Basic Arithmetic Operations

a = microflare.randn((2, 3))
b = microflare.randn((2, 3))

c = a + b       # element-wise addition
d = a - b       # element-wise subtraction
e = a * b       # element-wise multiplication
f = a / b       # element-wise division
g = a ** 2      # element-wise power

Matrix Multiplication and Dot Product

a = microflare.randn((2, 3))
b = microflare.randn((3, 4))

c = a @ b       # matrix multiplication (2x4 tensor)

v1 = microflare.randn((3,))
v2 = microflare.randn((3,))

dot_product = v1.dot(v2)  # scalar Value
print(dot_product)

Transpose and Reshape

a = microflare.randn((2, 3))
a_t = a.transpose()  # transpose to (3, 2)

b = microflare.randn((2, 3, 4))
b_view = b.view(6, 4)  # reshape to (6, 4)

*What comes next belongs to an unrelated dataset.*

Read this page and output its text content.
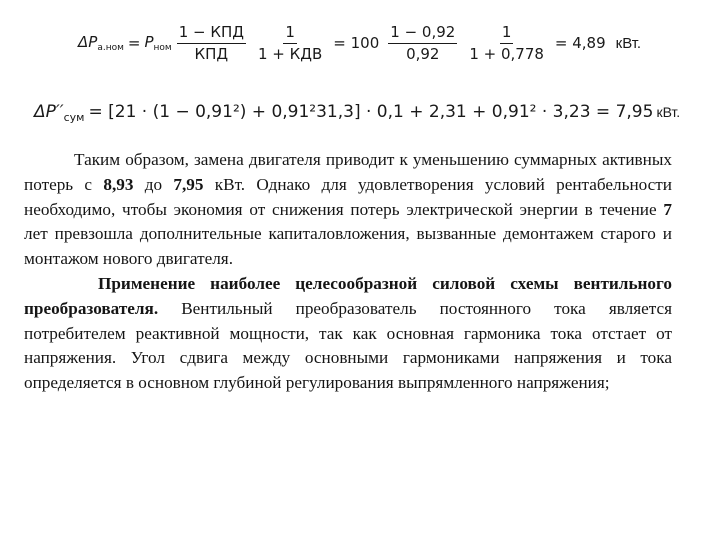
$\Delta P_{a.ном} = P_{ном} \frac{\text{1 − КПД}}{\text{КПД}} \frac{1}{\text{1 + КДВ}} = 100 \frac{1 - 0,92}{0,92} \frac{1}{1 + 0,778} = 4,89$ кВт.
$\Delta P''_{сум} = [21 \cdot (1 - 0,91^2) + 0,91^231,3] \cdot 0,1 + 2,31 + 0,91^2 \cdot 3,23 = 7,95$ кВт.

Таким образом, замена двигателя приводит к уменьшению суммарных активных потерь с 8,93 до 7,95 кВт. Однако для удовлетворения условий рентабельности необходимо, чтобы экономия от снижения потерь электрической энергии в течение 7 лет превзошла дополнительные капиталовложения, вызванные демонтажем старого и монтажом нового двигателя.

Применение наиболее целесообразной силовой схемы вентильного преобразователя. Вентильный преобразователь постоянного тока является потребителем реактивной мощности, так как основная гармоника тока отстает от напряжения. Угол сдвига между основными гармониками напряжения и тока определяется в основном глубиной регулирования выпрямленного напряжения;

Activation Functions as Modules

relu = microflare.ReLU()
sigmoid = microflare.Sigmoid()
tanh = microflare.Tanh()

x = microflare.randn((2, 3))

print(relu(x))
print(sigmoid(x))
print(tanh(x))

DropOut Usage

dropout = microflare.DropOut(p=0.5)
x = microflare.randn((2, 3))
x_dropped = dropout(x)
print(x_dropped)